As children grow, they become more capable of maintaining and managing multiple relationships. Structured and regulated group interactions such as those common to an early childhood classroom help develop these skills. Picking a partner to work on a task or play a game with provides opportunities to wait, share, take turns, cooperate, and communicate with others. The games and the tasks increase in complexity as the child grows.

Problems arise when there is a mismatch between the child’s social skills and the demands of the game or task. Some team sports, for example, are introduced far too early. Five-year- olds playing soccer can mimic play, but they are not playing as a team—all nine kids are chasing the ball everywhere on the field. Only later can kids really understand how to work together. While it is fine for young kids to play soccer, it is important for parents and other adults to understand that that they will be limited not just by their physical skills but by their social skills.

How to Help a Child Who Needs Support

The majority of children who have problems in groups have yet to learn how to self-regulate or reach out to others. They do not easily learn social cues and often act in impulsive or immature ways when they do not get what they want. This makes other children avoid them, which creates a negative cycle—fewer opportunities to socialize leads to slower social learning. Over time, these children stand out further and further from their peers in their capacity to be a comfortable part of the group. A distant, disengaged, or impulsive child—one who is also weak in these other core strengths—won’t be easily welcomed in a group. And in fact, if he is part of a group, he may act in ways that lead others to tease or actively avoid him.

The excluded, marginalized child can take this pain and turn it inward, becoming sad or self-loathing. Or he can direct the pain outward, becoming aggressive and even violent. Later in life, without intervention, these children are more likely to seek out other marginalized children and affiliate with them. Unfortunately, the glue that holds these groups together can be beliefs and values that are self-destructive or hateful to those who have excluded them.

Bruce D. Perry, M.D., Ph.D., is an internationally recognized authority on children in crisis. Dr. Perry leads the ChildTrauma Academy, a pioneering center providing ser-vice, research, and training in the area of child maltreatment (www.Child-Trauma.org). He is the Medical Director for Provincial Programs in Children’s Mental Health for Alberta, Canada.

Reprinted with permission from Scholastic Parent & Child, February/March 2002. All rights reserved.




Promoting affiliation in young children:

Give your child social opportunities that match her level of development.
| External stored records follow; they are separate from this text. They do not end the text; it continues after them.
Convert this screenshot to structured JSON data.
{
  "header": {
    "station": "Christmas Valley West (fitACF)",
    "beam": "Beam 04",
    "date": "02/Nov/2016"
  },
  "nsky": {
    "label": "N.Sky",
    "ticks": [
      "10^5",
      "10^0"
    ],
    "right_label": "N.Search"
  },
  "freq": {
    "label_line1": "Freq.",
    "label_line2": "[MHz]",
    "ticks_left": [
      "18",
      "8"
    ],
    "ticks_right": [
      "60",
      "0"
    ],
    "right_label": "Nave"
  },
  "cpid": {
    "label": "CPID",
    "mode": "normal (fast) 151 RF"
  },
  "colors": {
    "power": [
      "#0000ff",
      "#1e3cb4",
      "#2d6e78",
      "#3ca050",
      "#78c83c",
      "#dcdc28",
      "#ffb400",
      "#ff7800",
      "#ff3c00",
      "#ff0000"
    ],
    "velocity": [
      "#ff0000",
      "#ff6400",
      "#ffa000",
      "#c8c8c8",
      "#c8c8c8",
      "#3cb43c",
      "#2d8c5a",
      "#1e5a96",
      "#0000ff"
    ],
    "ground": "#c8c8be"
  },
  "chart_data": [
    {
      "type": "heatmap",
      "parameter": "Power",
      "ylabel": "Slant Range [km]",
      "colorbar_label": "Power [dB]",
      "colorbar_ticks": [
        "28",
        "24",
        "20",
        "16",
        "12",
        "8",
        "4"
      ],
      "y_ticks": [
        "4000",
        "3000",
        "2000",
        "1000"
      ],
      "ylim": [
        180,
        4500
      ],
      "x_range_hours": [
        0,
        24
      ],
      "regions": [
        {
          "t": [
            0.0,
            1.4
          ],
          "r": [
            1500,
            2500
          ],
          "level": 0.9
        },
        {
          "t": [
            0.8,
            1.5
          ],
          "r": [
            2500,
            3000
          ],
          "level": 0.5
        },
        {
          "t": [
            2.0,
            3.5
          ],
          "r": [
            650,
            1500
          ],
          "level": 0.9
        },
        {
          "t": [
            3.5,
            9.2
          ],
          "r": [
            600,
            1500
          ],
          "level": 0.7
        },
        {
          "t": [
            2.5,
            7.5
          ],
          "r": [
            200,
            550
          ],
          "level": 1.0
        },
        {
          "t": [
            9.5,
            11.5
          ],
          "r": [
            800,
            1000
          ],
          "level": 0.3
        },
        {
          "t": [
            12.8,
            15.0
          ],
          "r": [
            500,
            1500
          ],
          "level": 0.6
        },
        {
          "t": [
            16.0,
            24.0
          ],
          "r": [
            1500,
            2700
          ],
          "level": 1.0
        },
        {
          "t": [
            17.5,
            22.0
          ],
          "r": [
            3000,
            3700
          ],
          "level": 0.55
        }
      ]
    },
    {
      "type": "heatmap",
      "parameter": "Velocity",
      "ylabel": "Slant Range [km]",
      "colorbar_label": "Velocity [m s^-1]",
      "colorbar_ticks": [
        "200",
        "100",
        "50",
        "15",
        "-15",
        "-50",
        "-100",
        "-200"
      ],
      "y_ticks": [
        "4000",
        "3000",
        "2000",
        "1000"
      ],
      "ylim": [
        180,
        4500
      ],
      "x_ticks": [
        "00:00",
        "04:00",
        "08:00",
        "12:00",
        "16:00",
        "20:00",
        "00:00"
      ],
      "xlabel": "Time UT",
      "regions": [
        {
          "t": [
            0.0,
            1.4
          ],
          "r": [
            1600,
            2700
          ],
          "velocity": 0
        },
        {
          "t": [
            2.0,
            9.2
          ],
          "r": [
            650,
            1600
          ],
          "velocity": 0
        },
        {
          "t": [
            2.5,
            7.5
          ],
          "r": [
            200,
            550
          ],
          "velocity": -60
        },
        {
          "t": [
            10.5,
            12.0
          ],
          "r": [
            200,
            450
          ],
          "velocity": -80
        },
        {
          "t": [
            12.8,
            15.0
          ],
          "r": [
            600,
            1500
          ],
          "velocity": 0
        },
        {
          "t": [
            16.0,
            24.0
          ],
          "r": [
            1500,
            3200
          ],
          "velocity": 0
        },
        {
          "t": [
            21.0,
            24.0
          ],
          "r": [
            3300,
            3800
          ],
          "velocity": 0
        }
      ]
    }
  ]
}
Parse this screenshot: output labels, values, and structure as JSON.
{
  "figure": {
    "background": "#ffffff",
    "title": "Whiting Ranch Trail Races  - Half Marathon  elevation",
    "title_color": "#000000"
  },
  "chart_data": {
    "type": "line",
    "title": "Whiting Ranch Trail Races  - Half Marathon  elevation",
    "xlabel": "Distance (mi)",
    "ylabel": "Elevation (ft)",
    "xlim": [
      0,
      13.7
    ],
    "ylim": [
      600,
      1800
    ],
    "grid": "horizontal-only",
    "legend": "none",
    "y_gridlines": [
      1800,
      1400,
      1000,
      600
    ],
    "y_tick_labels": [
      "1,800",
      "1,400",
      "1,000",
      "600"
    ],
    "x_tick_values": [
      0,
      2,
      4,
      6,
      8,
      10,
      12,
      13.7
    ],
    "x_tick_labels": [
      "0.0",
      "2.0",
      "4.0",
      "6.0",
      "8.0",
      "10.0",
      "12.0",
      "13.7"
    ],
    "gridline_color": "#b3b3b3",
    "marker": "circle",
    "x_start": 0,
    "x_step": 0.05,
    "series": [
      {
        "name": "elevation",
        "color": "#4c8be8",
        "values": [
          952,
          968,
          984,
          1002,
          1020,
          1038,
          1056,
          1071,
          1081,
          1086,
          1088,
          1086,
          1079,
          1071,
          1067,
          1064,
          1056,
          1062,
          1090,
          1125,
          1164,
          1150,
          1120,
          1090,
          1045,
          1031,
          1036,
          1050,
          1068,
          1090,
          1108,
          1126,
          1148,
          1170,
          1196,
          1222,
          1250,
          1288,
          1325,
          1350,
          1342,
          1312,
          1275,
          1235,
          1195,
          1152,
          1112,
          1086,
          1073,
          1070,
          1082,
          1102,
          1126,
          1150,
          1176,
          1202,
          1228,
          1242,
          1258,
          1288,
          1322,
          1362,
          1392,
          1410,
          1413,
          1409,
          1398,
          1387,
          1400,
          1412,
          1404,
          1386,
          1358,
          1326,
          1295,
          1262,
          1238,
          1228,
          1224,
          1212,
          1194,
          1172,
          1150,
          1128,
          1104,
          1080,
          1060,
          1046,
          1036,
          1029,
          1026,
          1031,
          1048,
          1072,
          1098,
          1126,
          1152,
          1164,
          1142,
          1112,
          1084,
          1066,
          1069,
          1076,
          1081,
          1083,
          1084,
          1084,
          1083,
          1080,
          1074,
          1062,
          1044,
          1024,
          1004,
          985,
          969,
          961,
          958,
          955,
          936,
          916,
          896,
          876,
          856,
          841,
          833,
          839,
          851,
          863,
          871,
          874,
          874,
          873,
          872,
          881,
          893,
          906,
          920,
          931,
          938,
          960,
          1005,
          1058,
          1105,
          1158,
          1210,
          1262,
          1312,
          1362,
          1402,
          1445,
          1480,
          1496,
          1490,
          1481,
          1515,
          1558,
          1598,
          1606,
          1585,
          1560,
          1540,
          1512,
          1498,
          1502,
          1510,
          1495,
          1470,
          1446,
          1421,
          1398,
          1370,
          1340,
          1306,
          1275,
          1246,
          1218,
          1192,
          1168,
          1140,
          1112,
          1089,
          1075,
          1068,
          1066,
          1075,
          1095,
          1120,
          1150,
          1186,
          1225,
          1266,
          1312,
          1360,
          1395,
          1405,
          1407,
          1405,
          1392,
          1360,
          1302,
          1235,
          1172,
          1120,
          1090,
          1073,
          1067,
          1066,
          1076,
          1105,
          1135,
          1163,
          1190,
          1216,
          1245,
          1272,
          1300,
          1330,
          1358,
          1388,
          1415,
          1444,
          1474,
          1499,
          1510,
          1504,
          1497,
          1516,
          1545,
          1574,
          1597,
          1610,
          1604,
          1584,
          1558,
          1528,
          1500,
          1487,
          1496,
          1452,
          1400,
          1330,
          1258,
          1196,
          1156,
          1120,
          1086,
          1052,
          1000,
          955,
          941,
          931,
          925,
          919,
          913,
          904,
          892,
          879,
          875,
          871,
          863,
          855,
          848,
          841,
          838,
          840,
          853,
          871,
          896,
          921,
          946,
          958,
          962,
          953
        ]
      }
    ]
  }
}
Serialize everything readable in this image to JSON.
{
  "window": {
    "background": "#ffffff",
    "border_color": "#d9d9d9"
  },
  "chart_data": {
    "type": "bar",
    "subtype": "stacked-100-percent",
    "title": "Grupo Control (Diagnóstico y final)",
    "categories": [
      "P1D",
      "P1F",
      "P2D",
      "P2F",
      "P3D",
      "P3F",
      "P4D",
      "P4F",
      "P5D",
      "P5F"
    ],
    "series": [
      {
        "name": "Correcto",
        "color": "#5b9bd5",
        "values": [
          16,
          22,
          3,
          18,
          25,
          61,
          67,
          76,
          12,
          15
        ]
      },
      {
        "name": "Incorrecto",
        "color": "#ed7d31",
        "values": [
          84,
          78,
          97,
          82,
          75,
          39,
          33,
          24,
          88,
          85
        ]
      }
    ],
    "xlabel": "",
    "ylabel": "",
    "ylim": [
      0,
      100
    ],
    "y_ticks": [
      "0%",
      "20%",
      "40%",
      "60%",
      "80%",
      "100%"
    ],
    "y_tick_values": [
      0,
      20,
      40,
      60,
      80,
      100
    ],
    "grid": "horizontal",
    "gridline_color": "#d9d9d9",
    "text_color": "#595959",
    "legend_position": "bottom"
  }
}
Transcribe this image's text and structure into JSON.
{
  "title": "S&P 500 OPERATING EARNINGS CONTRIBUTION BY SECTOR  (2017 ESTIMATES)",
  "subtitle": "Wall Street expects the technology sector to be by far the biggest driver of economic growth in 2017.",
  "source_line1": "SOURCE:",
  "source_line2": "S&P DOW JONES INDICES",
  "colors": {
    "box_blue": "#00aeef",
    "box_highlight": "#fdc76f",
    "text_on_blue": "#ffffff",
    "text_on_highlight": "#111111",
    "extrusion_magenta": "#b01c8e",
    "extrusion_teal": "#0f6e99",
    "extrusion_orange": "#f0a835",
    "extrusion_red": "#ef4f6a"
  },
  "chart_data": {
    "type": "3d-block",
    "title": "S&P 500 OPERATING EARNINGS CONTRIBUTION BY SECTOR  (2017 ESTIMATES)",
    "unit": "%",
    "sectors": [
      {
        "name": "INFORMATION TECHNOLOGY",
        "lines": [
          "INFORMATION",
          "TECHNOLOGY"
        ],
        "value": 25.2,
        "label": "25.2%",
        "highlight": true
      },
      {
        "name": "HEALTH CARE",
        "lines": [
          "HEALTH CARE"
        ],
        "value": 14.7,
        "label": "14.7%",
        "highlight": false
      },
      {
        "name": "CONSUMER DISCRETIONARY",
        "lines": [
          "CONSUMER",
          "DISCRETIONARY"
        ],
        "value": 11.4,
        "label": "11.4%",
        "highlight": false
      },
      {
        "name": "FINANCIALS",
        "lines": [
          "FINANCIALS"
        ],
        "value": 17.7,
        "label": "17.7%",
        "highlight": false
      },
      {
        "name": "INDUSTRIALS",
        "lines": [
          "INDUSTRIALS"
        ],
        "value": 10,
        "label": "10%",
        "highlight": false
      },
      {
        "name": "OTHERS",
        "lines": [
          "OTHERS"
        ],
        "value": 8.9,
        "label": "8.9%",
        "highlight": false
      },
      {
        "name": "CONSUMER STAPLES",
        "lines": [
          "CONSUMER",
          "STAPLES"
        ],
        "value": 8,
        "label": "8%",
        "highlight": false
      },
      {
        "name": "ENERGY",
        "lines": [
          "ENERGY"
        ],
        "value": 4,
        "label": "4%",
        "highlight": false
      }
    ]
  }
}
Once your child has mastered parallel play, she is ready for interactive play with a peer. When she can share, introduce games in which three children play.

Don’t micro-manage your child’s play. If your child invites a friend over and they end up in different rooms doing solitary things, don’t worry. Both children will enjoy the playtime best if they aren’t forced.

Don’t expect too much socializing. Young children are not capable of complex affiliation skills. So when your child starts having friends over, make these first visits short and positive—it’s better to end a good visit early than have children burn out on each other.
Provide many chances to practice social skills. Home life offers many opportunities to share, negotiate, compromise, and listen, all of which your child will need to do when he spends time with other children.

If your child is shy or immature, gradually encourage social play. Start slow and give your child plenty of opportunities to interact with other children in a safe and predictable setting.